大师兄的Python源码学习笔记(三十七): 模块的动态加载机制(四)
大师兄的Python源码学习笔记(三十九): Python的多线程机制(一)
四、Python中的import操作
- 本章将研究import操作所对应的字节码指令序列。
1. import module
demo.py
>>>import sys
1 0 LOAD_CONST 0 (0)
2 LOAD_CONST 1 (None)
4 IMPORT_NAME 0 (sys)
6 STORE_NAME 0 (sys)
8 LOAD_CONST 1 (None)
10 RETURN_VALUE
- 这部分代码前面的章节已经涉及到,最终IMPORT_NAME会将加载后的PyModuleObject对象压到运行时栈内。
ceval.c
import_name(PyFrameObject *f, PyObject *name, PyObject *fromlist, PyObject *level)
{
_Py_IDENTIFIER(__import__);
PyObject *import_func, *res;
PyObject* stack[5];
import_func = _PyDict_GetItemId(f->f_builtins, &PyId___import__);
if (import_func == NULL) {
PyErr_SetString(PyExc_ImportError, "__import__ not found");
return NULL;
}
/* Fast path for not overloaded __import__. */
if (import_func == PyThreadState_GET()->interp->import_func) {
int ilevel = _PyLong_AsInt(level);
if (ilevel == -1 && PyErr_Occurred()) {
return NULL;
}
res = PyImport_ImportModuleLevelObject(
name,
f->f_globals,
f->f_locals == NULL ? Py_None : f->f_locals,
fromlist,
ilevel);
return res;
}
Py_INCREF(import_func);
stack[0] = name;
stack[1] = f->f_globals;
stack[2] = f->f_locals == NULL ? Py_None : f->f_locals;
stack[3] = fromlist;
stack[4] = level;
res = _PyObject_FastCall(import_func, stack, 5);
Py_DECREF(import_func);
return res;
}
2. import package
demo.py
>>>import os.path
1 0 LOAD_CONST 0 (0)
2 LOAD_CONST 1 (None)
4 IMPORT_NAME 0 (os.path)
6 STORE_NAME 1 (os)
8 LOAD_CONST 1 (None)
10 RETURN_VALUE
- 如果import的动作涉及package,那么IMPORT_NAME指令的指令参数将是module的完整路径信息。

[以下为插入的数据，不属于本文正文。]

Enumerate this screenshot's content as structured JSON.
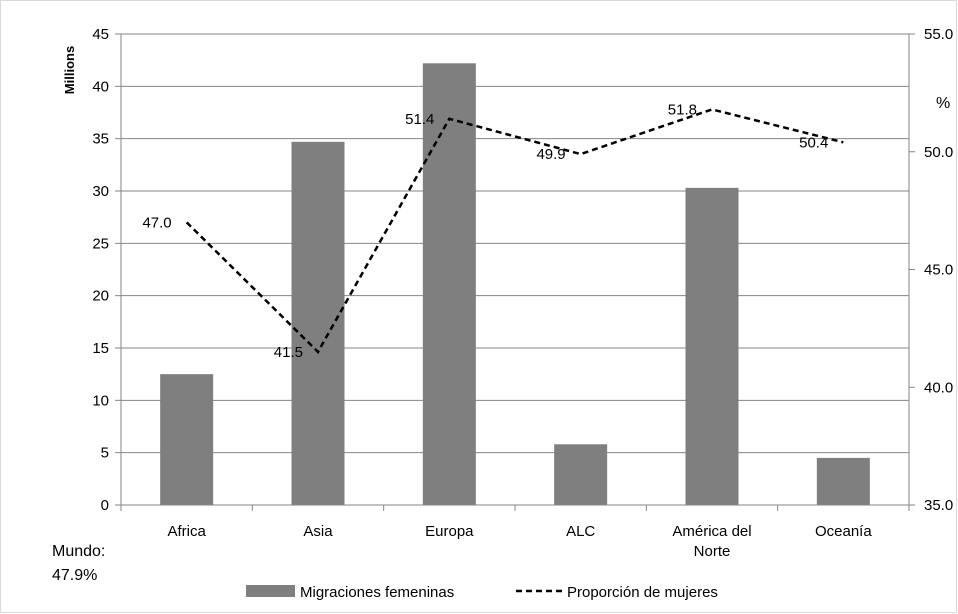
{
  "chart_data": {
    "type": "bar",
    "categories": [
      "Africa",
      "Asia",
      "Europa",
      "ALC",
      "América del Norte",
      "Oceanía"
    ],
    "category_lines": [
      [
        "Africa"
      ],
      [
        "Asia"
      ],
      [
        "Europa"
      ],
      [
        "ALC"
      ],
      [
        "América del",
        "Norte"
      ],
      [
        "Oceanía"
      ]
    ],
    "series": [
      {
        "name": "Migraciones femeninas",
        "type": "bar",
        "axis": "left",
        "color": "#7f7f7f",
        "values": [
          12.5,
          34.7,
          42.2,
          5.8,
          30.3,
          4.5
        ]
      },
      {
        "name": "Proporción de mujeres",
        "type": "line",
        "axis": "right",
        "color": "#000000",
        "line_style": "dashed",
        "values": [
          47.0,
          41.5,
          51.4,
          49.9,
          51.8,
          50.4
        ],
        "labels": [
          "47.0",
          "41.5",
          "51.4",
          "49.9",
          "51.8",
          "50.4"
        ]
      }
    ],
    "y_left": {
      "label": "Millions",
      "ylim": [
        0,
        45
      ],
      "ticks": [
        "0",
        "5",
        "10",
        "15",
        "20",
        "25",
        "30",
        "35",
        "40",
        "45"
      ]
    },
    "y_right": {
      "label": "%",
      "ylim": [
        35,
        55
      ],
      "ticks": [
        "35.0",
        "40.0",
        "45.0",
        "50.0",
        "55.0"
      ]
    },
    "grid": true,
    "legend_position": "bottom",
    "annotation": {
      "line1": "Mundo:",
      "line2": "47.9%"
    }
  }
}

- IMPORT_NAME指令内部将解析出绝对路径。
Python\import.c
static PyObject *
resolve_name(PyObject *name, PyObject *globals, int level)
{
_Py_IDENTIFIER(__spec__);
_Py_IDENTIFIER(__package__);
_Py_IDENTIFIER(__path__);
_Py_IDENTIFIER(__name__);
_Py_IDENTIFIER(parent);
PyObject *abs_name;
PyObject *package = NULL;
PyObject *spec;
Py_ssize_t last_dot;
PyObject *base;
int level_up;
if (globals == NULL) {
PyErr_SetString(PyExc_KeyError, "'__name__' not in globals");
goto error;
}
if (!PyDict_Check(globals)) {
PyErr_SetString(PyExc_TypeError, "globals must be a dict");
goto error;
}
package = _PyDict_GetItemId(globals, &PyId___package__);
if (package == Py_None) {
package = NULL;
}
spec = _PyDict_GetItemId(globals, &PyId___spec__);
if (package != NULL) {
Py_INCREF(package);
if (!PyUnicode_Check(package)) {
PyErr_SetString(PyExc_TypeError, "package must be a string");
goto error;
}
else if (spec != NULL && spec != Py_None) {
int equal;
PyObject *parent = _PyObject_GetAttrId(spec, &PyId_parent);
if (parent == NULL) {
goto error;
}
equal = PyObject_RichCompareBool(package, parent, Py_EQ);
Py_DECREF(parent);
if (equal < 0) {
goto error;
}
else if (equal == 0) {
if (PyErr_WarnEx(PyExc_ImportWarning,
"__package__ != __spec__.parent", 1) < 0) {
goto error;
}
}
}
}
else if (spec != NULL && spec != Py_None) {
package = _PyObject_GetAttrId(spec, &PyId_parent);
if (package == NULL) {
goto error;
}
else if (!PyUnicode_Check(package)) {
PyErr_SetString(PyExc_TypeError,
"__spec__.parent must be a string");
goto error;
}
}
else {
if (PyErr_WarnEx(PyExc_ImportWarning,
"can't resolve package from __spec__ or __package__, "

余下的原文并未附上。